John Krasinski first got the film rights for "Brief Interviews with Hideous Men" at the age of 23, as an unknown actor. He borrowed money from a friend to finance the project. He slowly began gathering a cast by approaching his favorite NY actors. This was all before he won the role of Jim on "The Office."

He might not have gotten his movie into Sundance had he not been famous, but he probably would have filmed it either way.

April 23, 2009 4:41 PM

bsw2108 said:

There's no such thing as an unfilmable movie. Sure there may be concepts that can't be written, blocked, and edited according to classical hollywood standards; that is far from saying that the concept is unfilmable. Fittingly enough, the concept of an unfilmable movie is ironized in Infinite Jest (James Incandenza's filmography contains several works which are deemed unfilmable: assumedly for the same reasons that some people think that the concept for Infite Jest was unwritable).

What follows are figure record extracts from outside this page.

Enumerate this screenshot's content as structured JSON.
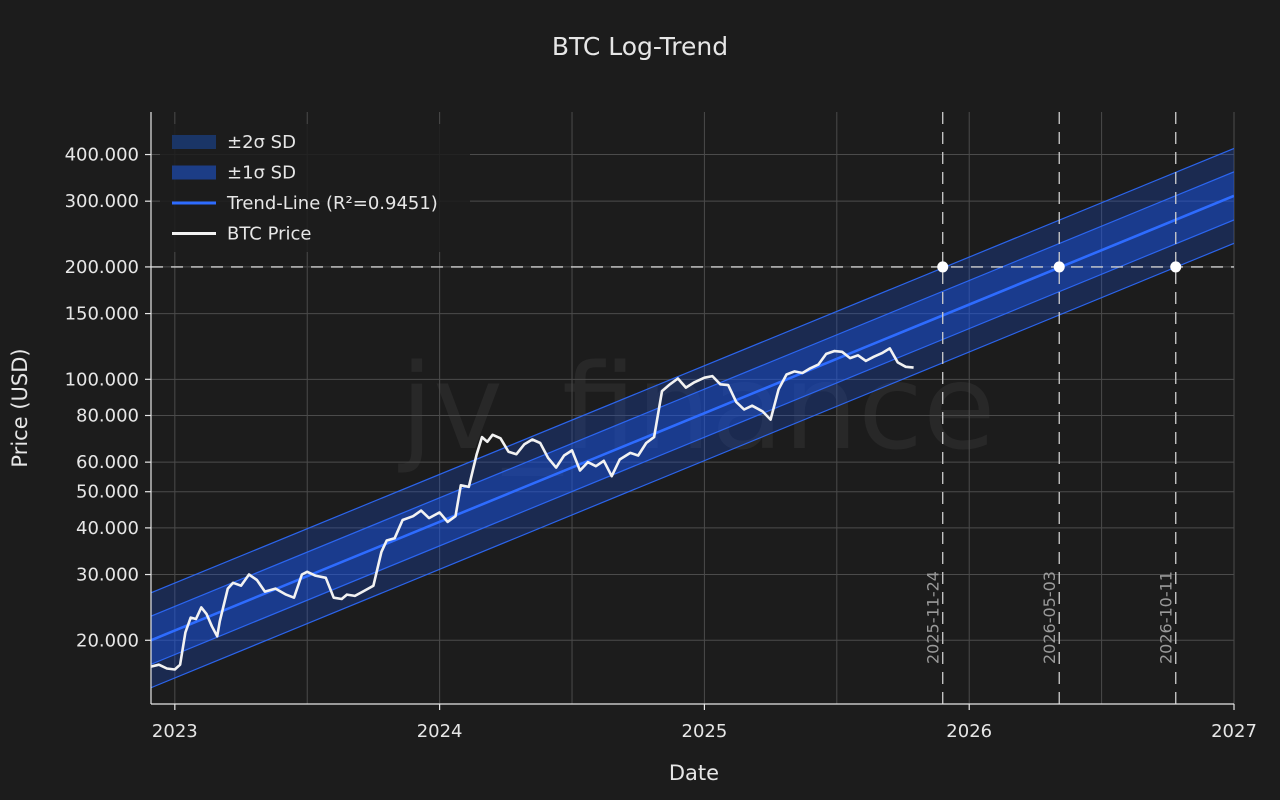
{
  "chart_data": {
    "type": "line",
    "title": "BTC Log-Trend",
    "xlabel": "Date",
    "ylabel": "Price (USD)",
    "y_scale": "log",
    "xlim": [
      2022.91,
      2027.0
    ],
    "ylim": [
      13500,
      520000
    ],
    "grid": true,
    "legend_position": "top-left",
    "watermark": "jv_finance",
    "x_ticks": [
      {
        "value": 2023,
        "label": "2023"
      },
      {
        "value": 2024,
        "label": "2024"
      },
      {
        "value": 2025,
        "label": "2025"
      },
      {
        "value": 2026,
        "label": "2026"
      },
      {
        "value": 2027,
        "label": "2027"
      }
    ],
    "y_ticks": [
      {
        "value": 20000,
        "label": "20.000"
      },
      {
        "value": 30000,
        "label": "30.000"
      },
      {
        "value": 40000,
        "label": "40.000"
      },
      {
        "value": 50000,
        "label": "50.000"
      },
      {
        "value": 60000,
        "label": "60.000"
      },
      {
        "value": 80000,
        "label": "80.000"
      },
      {
        "value": 100000,
        "label": "100.000"
      },
      {
        "value": 150000,
        "label": "150.000"
      },
      {
        "value": 200000,
        "label": "200.000"
      },
      {
        "value": 300000,
        "label": "300.000"
      },
      {
        "value": 400000,
        "label": "400.000"
      }
    ],
    "legend": [
      {
        "label": "±2σ SD",
        "kind": "band2"
      },
      {
        "label": "±1σ SD",
        "kind": "band1"
      },
      {
        "label": "Trend-Line (R²=0.9451)",
        "kind": "trend"
      },
      {
        "label": "BTC Price",
        "kind": "price"
      }
    ],
    "trend": {
      "label": "Trend-Line (R²=0.9451)",
      "r_squared": 0.9451,
      "start": {
        "x": 2022.91,
        "y": 20000
      },
      "end": {
        "x": 2027.0,
        "y": 310000
      },
      "sigma1_factor": 1.16,
      "sigma2_factor": 1.34
    },
    "target_level": {
      "value": 200000,
      "label": "200.000"
    },
    "crossings": [
      {
        "x": 2025.9,
        "label": "2025-11-24",
        "y": 200000
      },
      {
        "x": 2026.34,
        "label": "2026-05-03",
        "y": 200000
      },
      {
        "x": 2026.78,
        "label": "2026-10-11",
        "y": 200000
      }
    ],
    "series": [
      {
        "name": "BTC Price",
        "x": [
          2022.91,
          2022.94,
          2022.97,
          2023.0,
          2023.02,
          2023.04,
          2023.06,
          2023.08,
          2023.1,
          2023.12,
          2023.14,
          2023.16,
          2023.17,
          2023.2,
          2023.22,
          2023.25,
          2023.28,
          2023.31,
          2023.34,
          2023.38,
          2023.42,
          2023.45,
          2023.48,
          2023.5,
          2023.53,
          2023.57,
          2023.6,
          2023.63,
          2023.65,
          2023.68,
          2023.71,
          2023.75,
          2023.78,
          2023.8,
          2023.83,
          2023.86,
          2023.9,
          2023.93,
          2023.96,
          2024.0,
          2024.03,
          2024.06,
          2024.08,
          2024.11,
          2024.14,
          2024.16,
          2024.18,
          2024.2,
          2024.23,
          2024.26,
          2024.29,
          2024.32,
          2024.35,
          2024.38,
          2024.41,
          2024.44,
          2024.47,
          2024.5,
          2024.53,
          2024.56,
          2024.59,
          2024.62,
          2024.65,
          2024.68,
          2024.72,
          2024.75,
          2024.78,
          2024.81,
          2024.84,
          2024.87,
          2024.9,
          2024.93,
          2024.96,
          2025.0,
          2025.03,
          2025.06,
          2025.09,
          2025.12,
          2025.15,
          2025.18,
          2025.22,
          2025.25,
          2025.28,
          2025.31,
          2025.34,
          2025.37,
          2025.4,
          2025.43,
          2025.46,
          2025.49,
          2025.52,
          2025.55,
          2025.58,
          2025.61,
          2025.64,
          2025.67,
          2025.7,
          2025.73,
          2025.76,
          2025.79
        ],
        "y": [
          17000,
          17200,
          16800,
          16700,
          17200,
          21000,
          23000,
          22800,
          24500,
          23500,
          21800,
          20500,
          22500,
          27500,
          28500,
          28000,
          30000,
          29000,
          27000,
          27500,
          26500,
          26000,
          30000,
          30500,
          29800,
          29400,
          26000,
          25800,
          26500,
          26300,
          27000,
          28000,
          34500,
          37000,
          37500,
          42000,
          43000,
          44500,
          42500,
          44000,
          41500,
          43000,
          52000,
          51500,
          63000,
          70000,
          68000,
          71000,
          69500,
          64000,
          63000,
          67000,
          69000,
          67500,
          61500,
          58000,
          62500,
          64500,
          57000,
          60000,
          58500,
          60500,
          55000,
          61000,
          63500,
          62500,
          67500,
          70000,
          93000,
          97000,
          100500,
          95000,
          98000,
          101000,
          102000,
          97000,
          96500,
          87000,
          83000,
          85000,
          82000,
          78000,
          94000,
          103000,
          105000,
          104000,
          107000,
          109500,
          117000,
          119000,
          118500,
          114000,
          116000,
          112000,
          115000,
          117500,
          121000,
          111000,
          108000,
          107500
        ]
      }
    ]
  }
}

That said, I do agree that it is risky to adapt Brief Interveiws into a movie. It's hard to sell a disjointed movie, and DFW's work can only be faithfully adapted as a disjointed movie. However, there have been other films that don't follow the rules of narrativity to T and still manage to carve out a niche for themselves: look at the works of Godard, Lynch, Jarmusch, Soderbergh, etc. Each of these directors play with the idea of what makes an interesting narrative. Sure these are lofty goals, but you can't criticize the guy for trying. Personally, I'm excited to see how Krasiniski's film turns out: could go either way.